От этих упорно повторяемых слов «у себя», «среди своих» Соломон Исакович начал испытывать странное чувство. Разум и долгий опыт говорили ему, что чудес не бывает, что на лучшее рассчитывать нечего, а надо всегда быть готовым к худшему, что истинный смысл слов всегда очень далек от их внешнего звучания. Но это «у себя», «среди своих» звучало так, будто снова поманила его та мягкая, упругая теплота и надежность, обхватывающая и поддерживающая тело со всех сторон, которую он испытал ненадолго в новогоднюю ночь. Никакого конкретного облика этому «среди своих» Соломон Исакович придать не мог, оно лишь неудержимо заливало все его существо расслабляющим обещанием тепла, дружелюбия и безопасности. Но поддаваться этому было неразумно и даже рискованно. Чувство это грозило враз разрушить ту внутреннюю сосредоточенность и отрешенность, выработанную долгим трудом и дорогой ценой, которая понадобится ему теперь. Для врача же все это наверняка было не более как предмет праздного любопытства, и глупо было бы принимать ее разговоры всерьез.

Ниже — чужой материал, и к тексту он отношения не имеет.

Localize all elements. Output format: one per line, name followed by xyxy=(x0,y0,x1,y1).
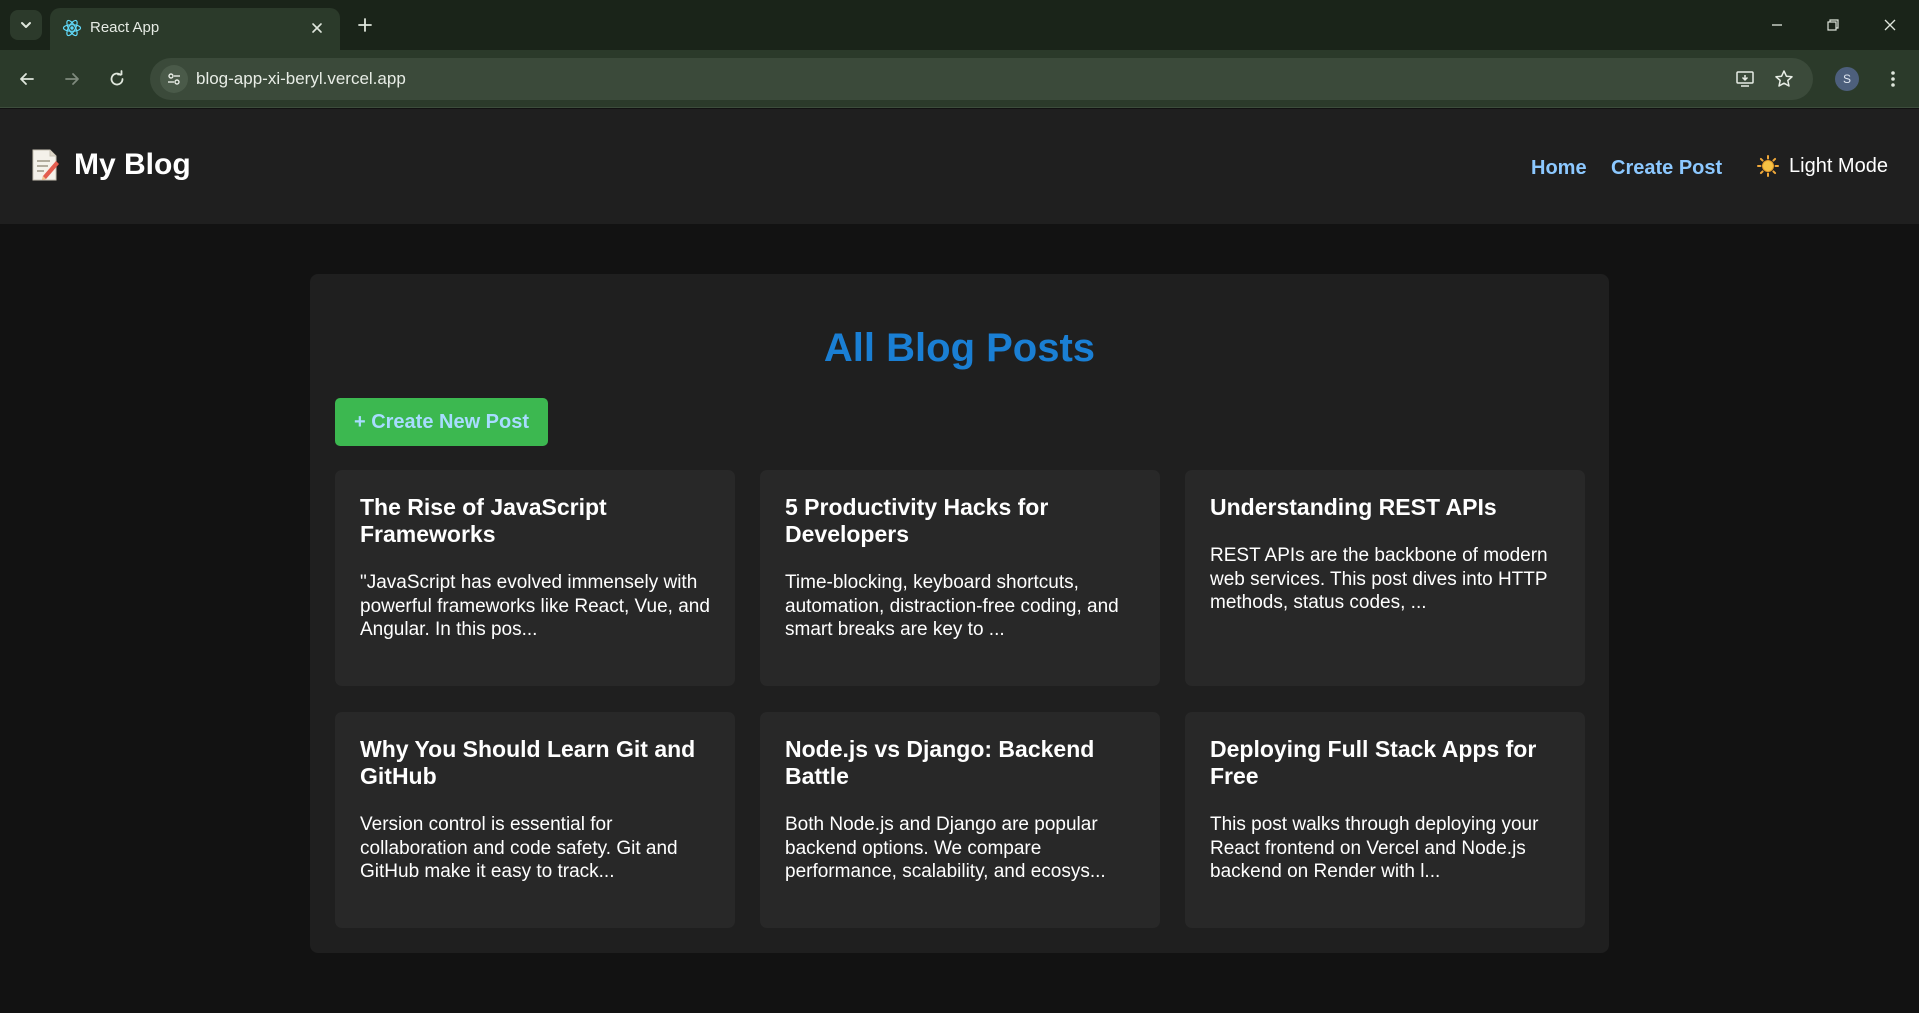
plus-icon xyxy=(358,18,372,32)
post-excerpt: Version control is essential for collabo… xyxy=(360,814,678,882)
theme-toggle-button[interactable]: Light Mode xyxy=(1757,154,1888,178)
post-title: Why You Should Learn Git and GitHub xyxy=(360,736,696,789)
install-icon xyxy=(1736,71,1754,87)
new-tab-button[interactable] xyxy=(352,12,378,38)
address-bar[interactable]: blog-app-xi-beryl.vercel.app xyxy=(150,58,1813,100)
post-excerpt: This post walks through deploying your R… xyxy=(1210,814,1539,882)
restore-icon xyxy=(1827,19,1839,31)
post-title: The Rise of JavaScript Frameworks xyxy=(360,494,607,547)
more-vertical-icon xyxy=(1891,71,1895,87)
post-title: 5 Productivity Hacks for Developers xyxy=(785,494,1049,547)
browser-tab-active[interactable]: React App xyxy=(50,8,340,50)
site-header: My Blog Home Create Post Light Mode xyxy=(0,109,1919,224)
page-title: All Blog Posts xyxy=(823,326,1096,370)
post-card[interactable]: 5 Productivity Hacks for Developers Time… xyxy=(760,470,1160,686)
tune-icon xyxy=(168,73,180,85)
post-card[interactable]: Node.js vs Django: Backend Battle Both N… xyxy=(760,712,1160,928)
arrow-right-icon xyxy=(65,73,79,85)
brand[interactable]: My Blog xyxy=(30,147,191,183)
create-new-post-button[interactable]: + Create New Post xyxy=(335,398,548,446)
tab-close-button[interactable] xyxy=(308,19,326,37)
chevron-down-icon xyxy=(21,22,31,28)
post-excerpt: Time-blocking, keyboard shortcuts, autom… xyxy=(785,572,1119,640)
url-text[interactable]: blog-app-xi-beryl.vercel.app xyxy=(196,69,406,89)
close-icon xyxy=(312,23,322,33)
reload-button[interactable] xyxy=(102,64,132,94)
bookmark-button[interactable] xyxy=(1772,67,1796,91)
sun-icon xyxy=(1757,155,1779,177)
post-title: Understanding REST APIs xyxy=(1210,494,1497,520)
post-excerpt: REST APIs are the backbone of modern web… xyxy=(1210,545,1548,613)
nav-link-home[interactable]: Home xyxy=(1531,156,1587,180)
browser-toolbar: blog-app-xi-beryl.vercel.app S xyxy=(0,50,1919,108)
post-card[interactable]: Why You Should Learn Git and GitHub Vers… xyxy=(335,712,735,928)
post-title: Node.js vs Django: Backend Battle xyxy=(785,736,1095,789)
post-excerpt: Both Node.js and Django are popular back… xyxy=(785,814,1106,882)
post-excerpt: "JavaScript has evolved immensely with p… xyxy=(360,572,710,640)
minimize-icon xyxy=(1772,24,1782,26)
site-title: My Blog xyxy=(74,148,191,181)
minimize-button[interactable] xyxy=(1764,12,1790,38)
arrow-left-icon xyxy=(20,73,34,85)
theme-toggle-label: Light Mode xyxy=(1789,155,1888,177)
post-card[interactable]: Understanding REST APIs REST APIs are th… xyxy=(1185,470,1585,686)
restore-button[interactable] xyxy=(1820,12,1846,38)
browser-menu-button[interactable] xyxy=(1880,66,1906,92)
post-title: Deploying Full Stack Apps for Free xyxy=(1210,736,1537,789)
profile-avatar[interactable]: S xyxy=(1835,67,1859,91)
post-card[interactable]: Deploying Full Stack Apps for Free This … xyxy=(1185,712,1585,928)
tab-title: React App xyxy=(90,19,160,36)
reload-icon xyxy=(110,70,124,86)
star-icon xyxy=(1775,70,1793,87)
browser-tabstrip: React App xyxy=(0,0,1919,50)
install-app-button[interactable] xyxy=(1733,67,1757,91)
nav-link-create-post[interactable]: Create Post xyxy=(1611,156,1722,180)
close-window-button[interactable] xyxy=(1877,12,1903,38)
site-info-button[interactable] xyxy=(160,65,188,93)
back-button[interactable] xyxy=(12,64,42,94)
post-card[interactable]: The Rise of JavaScript Frameworks "JavaS… xyxy=(335,470,735,686)
memo-icon xyxy=(32,149,59,181)
forward-button[interactable] xyxy=(57,64,87,94)
tab-search-button[interactable] xyxy=(10,10,42,40)
posts-container: All Blog Posts + Create New Post The Ris… xyxy=(310,274,1609,953)
react-logo-icon xyxy=(62,19,82,37)
close-icon xyxy=(1884,19,1896,31)
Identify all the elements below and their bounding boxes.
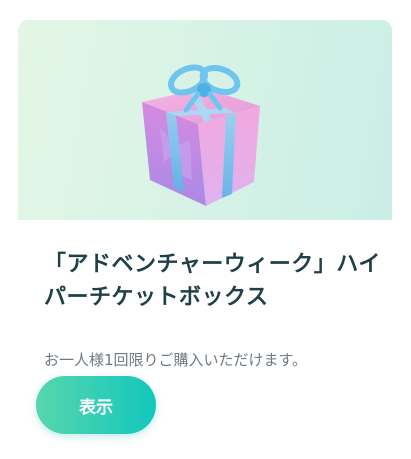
product-title: 「アドベンチャーウィーク」ハイパーチケットボックス	[44, 252, 381, 310]
gift-box-icon	[142, 64, 260, 206]
product-card[interactable]: 「アドベンチャーウィーク」ハイパーチケットボックス お一人様1回限りご購入いただ…	[18, 20, 392, 445]
show-button[interactable]: 表示	[36, 376, 156, 434]
product-description: お一人様1回限りご購入いただけます。	[44, 351, 308, 369]
product-banner	[18, 20, 392, 220]
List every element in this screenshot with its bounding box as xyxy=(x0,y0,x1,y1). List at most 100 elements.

– Может, вы и правы, – слабо улыбнулся он. – Но что ж теперь убиваться о пролитом молоке. Я теперь в другую сторону поеду.

Женщина молчала, глядя на него и трогая пальцами складки у рта.

– А как меня высылать будут, с милицией или так?

Женщина молчала.

– И сколько… Или вы не знаете, доктор?

Обескураженный ее молчанием, Соломон Исакович замолк и сам.

– Странный вы человек, – неторопливо проговорила женщина, отводя глаза в сторону. – Совсем разучились бороться за собственную судьбу. Плывете по течению и даже не барахтаетесь.

Вот это был уже удар ниже пояса, и женщина знала это так же хорошо, как и он. Соломону Исаковичу стало вчуже неловко.

– Даже пальцем не шевельнете. А может, и действительно больны…

– Нет, нет, я здоров! – встрепенулся Соломон Исакович. – Я просто ослабел тут немного, а так ничего.

– Очень странный человек, – повторила женщина, не глядя на него. – Ему указывают выход, а он…

Расслабляющая теплота снова прихлынула к сердцу Соломона Исаковича.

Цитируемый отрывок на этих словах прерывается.